Some 150 years ago — this is a true story — a certain German prince wanted to know what the Talmud is.
He asked a certain rabbi to invite him to a yeshiva and teach him one page of Gemara.
Thus, for a few days this prince sat and studied the first page of Bava Kamma.
He found it very interesting and thought-provoking, but there was one thing that he could not understand.
At the very end of the page, it says that the problem they were dealing with throughout has no practical meaning whatsoever, that it is merely theoretical.
What is the point of such a book?
He asked, Who needs it?
I do not know what the rabbi’s reply to that prince was.
But if I were there, I would tell him that the main question of the Talmud is not “What do I need to do next?”; for that, there are other books.
When I want to know what steps I should take in order to cook a certain dish, I refer to the cookbook; and in order to know what my next action should be, I open a book of halacha or any other sort of practical book.
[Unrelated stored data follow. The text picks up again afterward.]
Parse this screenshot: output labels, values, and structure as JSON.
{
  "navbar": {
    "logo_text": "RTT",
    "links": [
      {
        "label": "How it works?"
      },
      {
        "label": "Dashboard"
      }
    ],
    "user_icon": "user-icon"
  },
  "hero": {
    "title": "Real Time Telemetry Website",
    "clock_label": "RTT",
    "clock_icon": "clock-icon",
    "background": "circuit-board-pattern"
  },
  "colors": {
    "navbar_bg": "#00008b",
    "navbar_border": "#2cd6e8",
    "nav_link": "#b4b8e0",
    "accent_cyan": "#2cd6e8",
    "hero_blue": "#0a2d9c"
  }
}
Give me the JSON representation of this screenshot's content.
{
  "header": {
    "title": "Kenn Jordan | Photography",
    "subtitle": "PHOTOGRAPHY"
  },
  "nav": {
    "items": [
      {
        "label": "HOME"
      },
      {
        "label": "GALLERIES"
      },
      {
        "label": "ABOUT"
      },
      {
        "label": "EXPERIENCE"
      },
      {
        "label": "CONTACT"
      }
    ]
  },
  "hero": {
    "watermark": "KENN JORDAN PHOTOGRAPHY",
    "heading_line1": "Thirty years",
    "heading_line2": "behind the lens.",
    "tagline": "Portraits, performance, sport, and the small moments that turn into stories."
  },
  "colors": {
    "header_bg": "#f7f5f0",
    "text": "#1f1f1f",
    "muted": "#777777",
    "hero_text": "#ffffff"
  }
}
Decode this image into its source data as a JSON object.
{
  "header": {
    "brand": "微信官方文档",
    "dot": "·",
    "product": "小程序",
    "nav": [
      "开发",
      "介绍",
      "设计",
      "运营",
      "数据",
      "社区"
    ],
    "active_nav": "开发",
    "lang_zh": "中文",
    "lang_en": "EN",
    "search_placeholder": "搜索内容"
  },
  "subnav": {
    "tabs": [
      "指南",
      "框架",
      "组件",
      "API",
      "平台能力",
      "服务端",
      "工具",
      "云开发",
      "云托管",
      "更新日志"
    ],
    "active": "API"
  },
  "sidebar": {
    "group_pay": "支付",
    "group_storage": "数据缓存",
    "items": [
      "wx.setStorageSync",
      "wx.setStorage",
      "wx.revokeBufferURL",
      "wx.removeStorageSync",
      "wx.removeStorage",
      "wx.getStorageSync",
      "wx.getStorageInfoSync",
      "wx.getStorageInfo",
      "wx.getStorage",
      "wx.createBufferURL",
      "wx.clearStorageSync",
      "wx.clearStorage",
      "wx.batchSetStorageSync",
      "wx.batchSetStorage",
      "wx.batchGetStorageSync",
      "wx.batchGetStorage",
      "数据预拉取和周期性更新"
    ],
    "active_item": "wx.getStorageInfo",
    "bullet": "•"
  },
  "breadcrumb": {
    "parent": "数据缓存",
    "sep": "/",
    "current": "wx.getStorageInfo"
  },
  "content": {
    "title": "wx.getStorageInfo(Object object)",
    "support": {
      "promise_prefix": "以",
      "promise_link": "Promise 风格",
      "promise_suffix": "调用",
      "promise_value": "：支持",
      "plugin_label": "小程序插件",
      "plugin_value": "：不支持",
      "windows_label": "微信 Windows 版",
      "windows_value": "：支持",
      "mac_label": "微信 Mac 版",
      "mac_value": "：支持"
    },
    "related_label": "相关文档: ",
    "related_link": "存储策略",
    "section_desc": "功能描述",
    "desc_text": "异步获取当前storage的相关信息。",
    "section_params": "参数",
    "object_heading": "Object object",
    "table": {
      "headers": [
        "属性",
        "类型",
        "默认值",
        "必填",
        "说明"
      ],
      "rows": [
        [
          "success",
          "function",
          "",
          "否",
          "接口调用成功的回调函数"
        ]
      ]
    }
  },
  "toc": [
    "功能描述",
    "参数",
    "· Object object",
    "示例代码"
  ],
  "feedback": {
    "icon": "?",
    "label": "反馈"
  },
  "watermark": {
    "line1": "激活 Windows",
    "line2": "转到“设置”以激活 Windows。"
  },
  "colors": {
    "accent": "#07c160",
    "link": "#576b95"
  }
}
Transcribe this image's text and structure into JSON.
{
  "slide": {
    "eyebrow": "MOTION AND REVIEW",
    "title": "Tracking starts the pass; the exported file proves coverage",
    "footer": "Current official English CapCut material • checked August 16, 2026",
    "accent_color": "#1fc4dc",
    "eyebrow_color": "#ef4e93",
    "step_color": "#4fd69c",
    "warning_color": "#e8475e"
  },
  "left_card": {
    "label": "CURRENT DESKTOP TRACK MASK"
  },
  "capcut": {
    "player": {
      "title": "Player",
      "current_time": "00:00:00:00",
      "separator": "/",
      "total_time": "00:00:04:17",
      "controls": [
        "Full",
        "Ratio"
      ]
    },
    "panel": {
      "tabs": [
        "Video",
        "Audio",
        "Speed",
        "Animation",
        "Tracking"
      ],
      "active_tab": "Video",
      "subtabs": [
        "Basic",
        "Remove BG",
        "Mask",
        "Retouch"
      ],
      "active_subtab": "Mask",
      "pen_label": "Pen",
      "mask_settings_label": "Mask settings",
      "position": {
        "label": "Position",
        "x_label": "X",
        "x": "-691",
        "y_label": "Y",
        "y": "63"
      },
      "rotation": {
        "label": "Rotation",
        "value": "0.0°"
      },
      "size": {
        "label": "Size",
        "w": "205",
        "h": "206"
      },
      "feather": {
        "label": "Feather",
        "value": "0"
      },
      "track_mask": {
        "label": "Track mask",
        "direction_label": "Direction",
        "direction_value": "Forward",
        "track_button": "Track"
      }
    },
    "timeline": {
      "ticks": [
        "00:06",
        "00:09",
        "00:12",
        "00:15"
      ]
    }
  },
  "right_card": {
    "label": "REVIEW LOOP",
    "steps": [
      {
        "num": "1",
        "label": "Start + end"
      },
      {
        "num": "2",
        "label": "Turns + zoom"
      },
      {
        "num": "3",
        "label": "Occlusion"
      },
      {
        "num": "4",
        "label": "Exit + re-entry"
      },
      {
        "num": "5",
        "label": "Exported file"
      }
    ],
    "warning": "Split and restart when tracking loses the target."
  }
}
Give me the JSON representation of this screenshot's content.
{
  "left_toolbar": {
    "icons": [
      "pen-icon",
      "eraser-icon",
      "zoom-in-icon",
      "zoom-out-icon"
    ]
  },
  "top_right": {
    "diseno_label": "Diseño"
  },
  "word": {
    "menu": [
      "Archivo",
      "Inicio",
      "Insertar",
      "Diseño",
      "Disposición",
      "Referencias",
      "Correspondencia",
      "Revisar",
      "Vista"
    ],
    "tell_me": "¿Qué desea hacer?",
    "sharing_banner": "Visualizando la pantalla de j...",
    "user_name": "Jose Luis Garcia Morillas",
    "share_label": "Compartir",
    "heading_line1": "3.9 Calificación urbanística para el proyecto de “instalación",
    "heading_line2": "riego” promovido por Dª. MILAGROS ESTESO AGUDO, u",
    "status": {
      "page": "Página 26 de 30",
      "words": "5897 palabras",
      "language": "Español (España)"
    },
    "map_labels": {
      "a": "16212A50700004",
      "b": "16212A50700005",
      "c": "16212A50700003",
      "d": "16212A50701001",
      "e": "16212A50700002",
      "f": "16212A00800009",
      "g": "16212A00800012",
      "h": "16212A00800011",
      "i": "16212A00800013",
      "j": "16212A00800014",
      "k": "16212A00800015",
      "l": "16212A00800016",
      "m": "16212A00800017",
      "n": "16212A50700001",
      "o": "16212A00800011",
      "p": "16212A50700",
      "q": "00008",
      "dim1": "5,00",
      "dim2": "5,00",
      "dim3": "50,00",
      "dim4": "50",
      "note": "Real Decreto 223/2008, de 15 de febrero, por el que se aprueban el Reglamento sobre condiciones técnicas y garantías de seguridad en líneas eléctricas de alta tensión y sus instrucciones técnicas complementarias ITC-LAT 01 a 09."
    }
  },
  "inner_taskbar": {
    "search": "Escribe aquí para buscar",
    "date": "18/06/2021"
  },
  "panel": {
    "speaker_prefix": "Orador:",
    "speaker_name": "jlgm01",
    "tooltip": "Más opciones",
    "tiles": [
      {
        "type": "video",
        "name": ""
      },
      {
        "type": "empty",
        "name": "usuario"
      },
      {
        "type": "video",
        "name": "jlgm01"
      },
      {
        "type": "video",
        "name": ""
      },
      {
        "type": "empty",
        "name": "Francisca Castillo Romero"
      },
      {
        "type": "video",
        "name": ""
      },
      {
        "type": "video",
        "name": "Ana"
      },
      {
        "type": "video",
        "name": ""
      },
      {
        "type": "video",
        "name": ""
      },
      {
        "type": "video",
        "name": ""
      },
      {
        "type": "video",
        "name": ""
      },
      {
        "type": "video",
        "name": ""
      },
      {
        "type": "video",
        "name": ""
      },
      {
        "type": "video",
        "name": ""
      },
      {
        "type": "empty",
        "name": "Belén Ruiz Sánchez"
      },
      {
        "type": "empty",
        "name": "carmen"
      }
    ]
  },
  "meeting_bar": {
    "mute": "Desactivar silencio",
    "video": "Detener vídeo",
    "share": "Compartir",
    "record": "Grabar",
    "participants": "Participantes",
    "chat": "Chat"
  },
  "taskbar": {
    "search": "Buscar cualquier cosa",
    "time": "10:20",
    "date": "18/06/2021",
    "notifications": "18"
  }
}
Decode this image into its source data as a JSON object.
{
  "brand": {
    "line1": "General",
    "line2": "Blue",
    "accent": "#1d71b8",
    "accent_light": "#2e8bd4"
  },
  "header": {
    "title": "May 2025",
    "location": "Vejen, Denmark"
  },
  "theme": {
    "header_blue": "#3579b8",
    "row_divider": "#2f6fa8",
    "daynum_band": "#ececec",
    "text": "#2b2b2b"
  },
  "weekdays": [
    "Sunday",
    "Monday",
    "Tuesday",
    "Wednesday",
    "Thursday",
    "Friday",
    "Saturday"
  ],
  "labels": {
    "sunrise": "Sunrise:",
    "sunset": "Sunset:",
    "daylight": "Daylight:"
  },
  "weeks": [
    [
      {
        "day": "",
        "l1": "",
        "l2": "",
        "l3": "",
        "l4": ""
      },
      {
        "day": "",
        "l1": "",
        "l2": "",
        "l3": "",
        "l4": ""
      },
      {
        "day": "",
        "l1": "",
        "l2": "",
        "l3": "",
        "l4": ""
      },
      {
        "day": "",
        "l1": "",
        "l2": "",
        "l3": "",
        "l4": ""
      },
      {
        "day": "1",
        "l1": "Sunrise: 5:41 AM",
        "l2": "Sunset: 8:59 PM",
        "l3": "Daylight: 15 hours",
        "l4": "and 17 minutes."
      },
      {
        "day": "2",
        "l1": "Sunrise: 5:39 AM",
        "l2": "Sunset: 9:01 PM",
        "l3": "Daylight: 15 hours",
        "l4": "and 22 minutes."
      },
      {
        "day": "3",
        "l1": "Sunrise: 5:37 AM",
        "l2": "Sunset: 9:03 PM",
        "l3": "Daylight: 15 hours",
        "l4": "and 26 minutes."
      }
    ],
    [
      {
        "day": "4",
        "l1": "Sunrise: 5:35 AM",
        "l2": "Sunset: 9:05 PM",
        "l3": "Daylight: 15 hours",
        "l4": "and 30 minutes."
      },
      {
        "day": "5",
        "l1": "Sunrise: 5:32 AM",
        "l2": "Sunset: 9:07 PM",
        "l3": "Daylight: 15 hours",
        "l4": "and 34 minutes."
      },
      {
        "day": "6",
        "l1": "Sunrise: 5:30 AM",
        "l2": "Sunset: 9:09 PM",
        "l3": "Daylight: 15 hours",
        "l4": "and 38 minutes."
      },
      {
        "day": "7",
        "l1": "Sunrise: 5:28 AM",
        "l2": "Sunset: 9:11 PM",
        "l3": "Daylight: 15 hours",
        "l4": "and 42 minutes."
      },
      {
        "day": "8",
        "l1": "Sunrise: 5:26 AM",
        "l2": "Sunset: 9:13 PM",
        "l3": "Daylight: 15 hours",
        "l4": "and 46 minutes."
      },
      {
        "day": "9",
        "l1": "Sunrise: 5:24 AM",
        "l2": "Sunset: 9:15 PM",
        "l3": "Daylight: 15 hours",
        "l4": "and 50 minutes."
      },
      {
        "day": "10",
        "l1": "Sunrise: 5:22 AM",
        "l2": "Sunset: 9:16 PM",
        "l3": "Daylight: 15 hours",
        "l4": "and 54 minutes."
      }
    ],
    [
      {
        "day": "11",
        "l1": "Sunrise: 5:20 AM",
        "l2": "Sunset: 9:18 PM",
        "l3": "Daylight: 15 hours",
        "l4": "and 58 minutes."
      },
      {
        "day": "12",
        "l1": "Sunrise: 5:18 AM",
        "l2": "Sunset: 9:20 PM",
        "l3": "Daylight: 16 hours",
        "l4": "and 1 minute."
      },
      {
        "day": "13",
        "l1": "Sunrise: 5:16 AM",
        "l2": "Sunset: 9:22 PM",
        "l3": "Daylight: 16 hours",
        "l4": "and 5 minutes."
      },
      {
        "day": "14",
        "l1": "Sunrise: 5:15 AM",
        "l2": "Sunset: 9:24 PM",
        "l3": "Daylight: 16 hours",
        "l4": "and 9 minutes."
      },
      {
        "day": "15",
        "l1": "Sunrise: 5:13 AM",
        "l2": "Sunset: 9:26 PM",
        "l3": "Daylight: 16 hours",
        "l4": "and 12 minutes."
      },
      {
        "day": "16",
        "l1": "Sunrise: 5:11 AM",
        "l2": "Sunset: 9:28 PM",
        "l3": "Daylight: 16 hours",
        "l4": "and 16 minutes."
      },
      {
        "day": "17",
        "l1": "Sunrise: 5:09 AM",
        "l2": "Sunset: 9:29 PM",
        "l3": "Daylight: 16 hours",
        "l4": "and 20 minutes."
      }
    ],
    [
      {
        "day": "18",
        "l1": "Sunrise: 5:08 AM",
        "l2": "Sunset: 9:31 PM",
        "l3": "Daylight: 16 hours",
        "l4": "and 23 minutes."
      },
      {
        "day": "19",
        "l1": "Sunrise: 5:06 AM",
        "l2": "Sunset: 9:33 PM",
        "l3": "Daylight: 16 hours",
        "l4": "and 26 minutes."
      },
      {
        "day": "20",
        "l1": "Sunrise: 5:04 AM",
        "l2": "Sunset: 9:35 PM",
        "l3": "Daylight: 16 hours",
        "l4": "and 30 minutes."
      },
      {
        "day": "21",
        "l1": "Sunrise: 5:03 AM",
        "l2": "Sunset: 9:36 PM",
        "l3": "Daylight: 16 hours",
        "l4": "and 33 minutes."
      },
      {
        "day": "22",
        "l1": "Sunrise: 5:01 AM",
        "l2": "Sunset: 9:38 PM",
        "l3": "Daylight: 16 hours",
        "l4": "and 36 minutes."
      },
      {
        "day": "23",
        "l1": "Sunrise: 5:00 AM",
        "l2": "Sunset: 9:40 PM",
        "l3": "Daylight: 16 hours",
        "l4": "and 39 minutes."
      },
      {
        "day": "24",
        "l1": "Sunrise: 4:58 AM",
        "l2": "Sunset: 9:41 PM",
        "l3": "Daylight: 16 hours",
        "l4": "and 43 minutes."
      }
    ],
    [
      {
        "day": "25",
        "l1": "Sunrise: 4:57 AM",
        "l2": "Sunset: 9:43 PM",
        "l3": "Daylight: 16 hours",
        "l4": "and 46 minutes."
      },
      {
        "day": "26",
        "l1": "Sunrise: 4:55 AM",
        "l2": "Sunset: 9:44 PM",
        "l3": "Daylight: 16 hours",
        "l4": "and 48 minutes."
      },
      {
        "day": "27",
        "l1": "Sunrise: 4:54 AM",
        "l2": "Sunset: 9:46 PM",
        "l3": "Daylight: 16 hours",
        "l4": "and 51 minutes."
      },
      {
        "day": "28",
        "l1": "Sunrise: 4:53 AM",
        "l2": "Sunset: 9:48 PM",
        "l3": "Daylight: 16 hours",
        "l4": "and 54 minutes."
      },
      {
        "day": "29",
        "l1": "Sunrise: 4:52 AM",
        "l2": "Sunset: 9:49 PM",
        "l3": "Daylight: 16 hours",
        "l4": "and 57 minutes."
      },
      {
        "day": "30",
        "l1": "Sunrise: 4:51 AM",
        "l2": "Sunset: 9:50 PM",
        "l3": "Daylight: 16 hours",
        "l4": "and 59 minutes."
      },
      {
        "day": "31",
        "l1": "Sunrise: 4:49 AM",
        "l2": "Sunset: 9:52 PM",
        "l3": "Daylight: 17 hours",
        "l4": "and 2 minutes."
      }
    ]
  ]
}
But in the Talmud we have something that will not necessarily be of any tangible benefit to me today, tomorrow, or ever.
It is a value in its own right, something that gives me no respite.
For in the very final analysis, what I want to know is — Where is the truth?
And indeed, the central, all-encompassing question in the entire Talmud is, Where is the truth — as far as any human being can attain it.
For certain people — hopefully, for Jews — the pursuit of truth is an inner need.
We cannot go to sleep until we find out what truth is.
For us, truth is not a trivial matter such as what is the length of my trousers; it is something that we cannot live without.
And in this sense, it is deeply connected to our philosophy and to our faith.
–Rabbi Adin Steinsaltz from the transcript of a talk titled “The Pursuit of Truth” presented to a girls’ school in Kiev.